Das wiederum führt nicht selten dazu, die Zitronensaftkur-Diät länger als die festgelegten sieben bis zehn Tage anzuwenden. Und genau dabei können doch erste Beschwerden auftauchen, denn die enthaltene Säure ist durchaus aggressiv und greift die Magenwände an. Wird das festgestellt und zeigen sich die Symptome der Bauchschmerzen sowie der Verdauungsprobleme, so ist mit viel getrunkenem Wasser regulierend einzugreifen: Die Säuren werden ausgeglichen, das Wohlbefinden stellt sich ein. Wichtig ist es somit, die Diät nicht eigenmächtig zu verlängern, sondern sie nach sieben bis zehn Tagen zu beenden.

Welche Kosten kann man erwarten?

Die Zitronensaftkur-Diät ist im Vergleich zu ähnlichen Plänen der Gewichtsreduktion eigentlich relativ preiswert. Das liegt vor allem an dem hohen Verzehr der Zitronen, die ihre gesunde Kraft auf natürliche Weise entfalten, dabei aber nur geringe Kosten aufwerfen. Je nach Geschmack kann natürlich auch auf Saftkonzentrat zurückgegriffen werden, welches in der Regel aber unnötigerweise aus Zusätzen besteht. Ähnliches gilt bei den weiteren Lebensmitteln wie Gemüse, Obst, magerem Fleisch oder Fisch, an die keine besonderen Erfordernisse gestellt sind.
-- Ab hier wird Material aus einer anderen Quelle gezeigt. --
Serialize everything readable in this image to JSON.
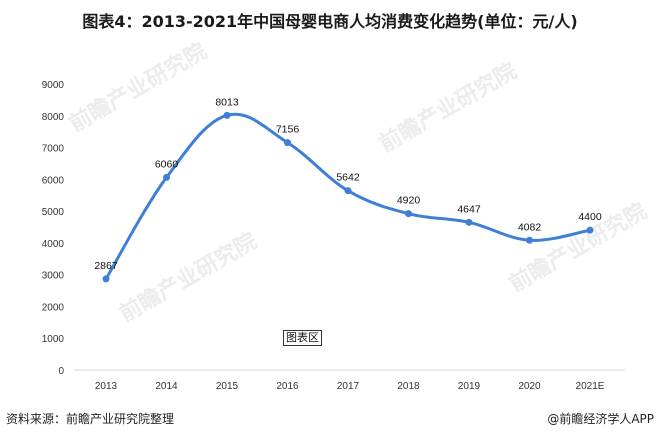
{
  "title": "图表4：2013-2021年中国母婴电商人均消费变化趋势(单位：元/人)",
  "plot_area_label": "图表区",
  "footer": {
    "source": "资料来源：前瞻产业研究院整理",
    "credit": "@前瞻经济学人APP"
  },
  "watermark": "前瞻产业研究院",
  "colors": {
    "line": "#3f7fd6",
    "axis": "#d9d9d9",
    "text": "#333333"
  },
  "chart_data": {
    "type": "line",
    "title": "图表4：2013-2021年中国母婴电商人均消费变化趋势(单位：元/人)",
    "xlabel": "",
    "ylabel": "",
    "categories": [
      "2013",
      "2014",
      "2015",
      "2016",
      "2017",
      "2018",
      "2019",
      "2020",
      "2021E"
    ],
    "series": [
      {
        "name": "人均消费(元/人)",
        "values": [
          2867,
          6060,
          8013,
          7156,
          5642,
          4920,
          4647,
          4082,
          4400
        ]
      }
    ],
    "yticks": [
      0,
      1000,
      2000,
      3000,
      4000,
      5000,
      6000,
      7000,
      8000,
      9000
    ],
    "ylim": [
      0,
      9000
    ],
    "grid": false,
    "smooth": true,
    "data_labels": true,
    "legend": "none"
  }
}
Gerade wegen ihres preiswerten Gelingens lohnt es sich aber, die Zitronensaftkur-Diät mit möglichst hochwertigen Produkten abzuhalten. Gönnen Sie sich hierbei ruhig einmal das Obst und Gemüse aus dem Bioladen. Diese sind nicht vorbehandelt oder mit Pestiziden besprüht worden. Der angedachten Entgiftung des Körpers können Sie auf diese Weise einen erheblichen Gefallen tun und die ersten Erfolge damit bestätigen. Auch bei Reis, Vollkornprodukten und den eiweißhaltigen Speisen ist es empfehlenswert, ähnlich zu verfahren. Die Schonung des Geldbeutels lässt sich dennoch ohne Schwierigkeiten durchhalten – zumal auf teure Süßigkeiten ohnehin verzichten wird.